• Jiji


Kenta Izumi, one of the four candidates in the race to lead Japan’s top opposition party, expressed his readiness during a TV program Sunday to hold active parliamentary debates on the Constitution.

The other three candidates for the Nov. 30 election to pick the next leader of the Constitutional Democratic Party of Japan indicated they would accept such debates in principle, but stressed the need to ensure the environment is right in order to hold careful discussions.

“The CDP is a political party that puts weight on debating the Constitution, and I’m ready to fully discuss the country’s supreme law at the Diet’s commissions on the Constitution,” said Izumi, who now serves as the CDP’s policy chief.

Regarding the notion that the CDP could outright reject any constitutional discussions, Izumi said that he believes many members of the public do not support a strategy of staging “physical resistance” in Diet deliberations.

Of the other three candidates, Seiji Osaka, a former prime ministerial special adviser, said: “We should thoroughly hold discussions on the Constitution.
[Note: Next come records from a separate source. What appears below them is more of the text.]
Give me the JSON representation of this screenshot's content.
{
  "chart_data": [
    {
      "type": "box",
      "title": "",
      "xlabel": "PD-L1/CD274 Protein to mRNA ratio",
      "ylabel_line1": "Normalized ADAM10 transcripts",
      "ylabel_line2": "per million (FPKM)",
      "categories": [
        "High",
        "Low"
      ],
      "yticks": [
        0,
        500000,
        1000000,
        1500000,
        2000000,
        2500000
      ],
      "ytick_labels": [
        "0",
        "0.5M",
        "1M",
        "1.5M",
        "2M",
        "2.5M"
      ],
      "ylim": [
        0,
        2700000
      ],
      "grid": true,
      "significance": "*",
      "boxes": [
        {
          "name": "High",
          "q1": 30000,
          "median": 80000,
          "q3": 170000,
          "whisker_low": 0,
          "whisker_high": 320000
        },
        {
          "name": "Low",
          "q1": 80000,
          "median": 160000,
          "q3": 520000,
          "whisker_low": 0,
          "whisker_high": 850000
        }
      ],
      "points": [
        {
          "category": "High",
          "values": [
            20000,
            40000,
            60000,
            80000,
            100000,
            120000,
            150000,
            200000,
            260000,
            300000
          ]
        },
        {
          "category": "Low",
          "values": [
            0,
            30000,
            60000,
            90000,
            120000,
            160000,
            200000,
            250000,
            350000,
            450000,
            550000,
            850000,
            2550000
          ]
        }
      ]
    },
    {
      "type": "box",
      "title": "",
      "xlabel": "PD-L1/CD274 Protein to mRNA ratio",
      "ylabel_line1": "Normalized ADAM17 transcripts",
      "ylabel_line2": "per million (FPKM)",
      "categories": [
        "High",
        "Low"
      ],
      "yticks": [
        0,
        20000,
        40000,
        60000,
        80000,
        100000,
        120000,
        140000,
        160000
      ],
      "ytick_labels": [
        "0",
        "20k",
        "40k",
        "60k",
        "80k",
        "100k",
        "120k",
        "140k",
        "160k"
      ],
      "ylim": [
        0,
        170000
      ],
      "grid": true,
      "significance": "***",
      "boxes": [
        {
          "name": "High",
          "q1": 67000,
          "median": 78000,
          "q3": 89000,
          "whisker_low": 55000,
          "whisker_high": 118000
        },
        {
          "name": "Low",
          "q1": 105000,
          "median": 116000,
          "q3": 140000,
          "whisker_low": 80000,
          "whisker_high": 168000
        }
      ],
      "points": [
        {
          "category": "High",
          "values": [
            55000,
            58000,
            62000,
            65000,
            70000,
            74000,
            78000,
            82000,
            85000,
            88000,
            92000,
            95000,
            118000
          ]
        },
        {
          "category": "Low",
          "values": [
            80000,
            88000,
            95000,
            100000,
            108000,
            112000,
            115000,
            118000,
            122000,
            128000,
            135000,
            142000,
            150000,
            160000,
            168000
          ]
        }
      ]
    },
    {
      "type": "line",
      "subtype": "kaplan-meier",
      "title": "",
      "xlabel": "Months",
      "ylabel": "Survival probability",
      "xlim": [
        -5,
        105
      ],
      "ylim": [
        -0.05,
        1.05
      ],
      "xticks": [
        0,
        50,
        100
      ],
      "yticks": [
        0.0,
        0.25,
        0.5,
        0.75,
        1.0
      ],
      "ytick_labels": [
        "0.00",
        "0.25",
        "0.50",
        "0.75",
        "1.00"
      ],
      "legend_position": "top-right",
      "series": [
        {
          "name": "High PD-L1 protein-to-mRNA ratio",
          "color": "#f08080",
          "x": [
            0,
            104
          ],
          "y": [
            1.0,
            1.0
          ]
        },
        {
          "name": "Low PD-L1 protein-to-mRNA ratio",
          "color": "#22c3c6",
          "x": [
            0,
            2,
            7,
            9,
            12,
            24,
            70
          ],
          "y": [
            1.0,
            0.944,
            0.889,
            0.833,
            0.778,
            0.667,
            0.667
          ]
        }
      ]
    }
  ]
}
But reckless discussions would be problematic.”

Junya Ogawa, a former parliamentary vice minister for internal affairs and communications, also indicated a cautious stance.

But he also said that “positive and constructive discussions” should be held on specific issues, pointing to the need to confirm the stance of the ruling Liberal Democratic Party.

Chinami Nishimura, former state minister of health, labor and welfare, said that constitutional revision talks should be held.

But she voiced opposition to the LDP’s proposal to add an article to the Constitution on the handling of emergencies, saying, “We would be able to deal with such situations partly by amending existing laws.”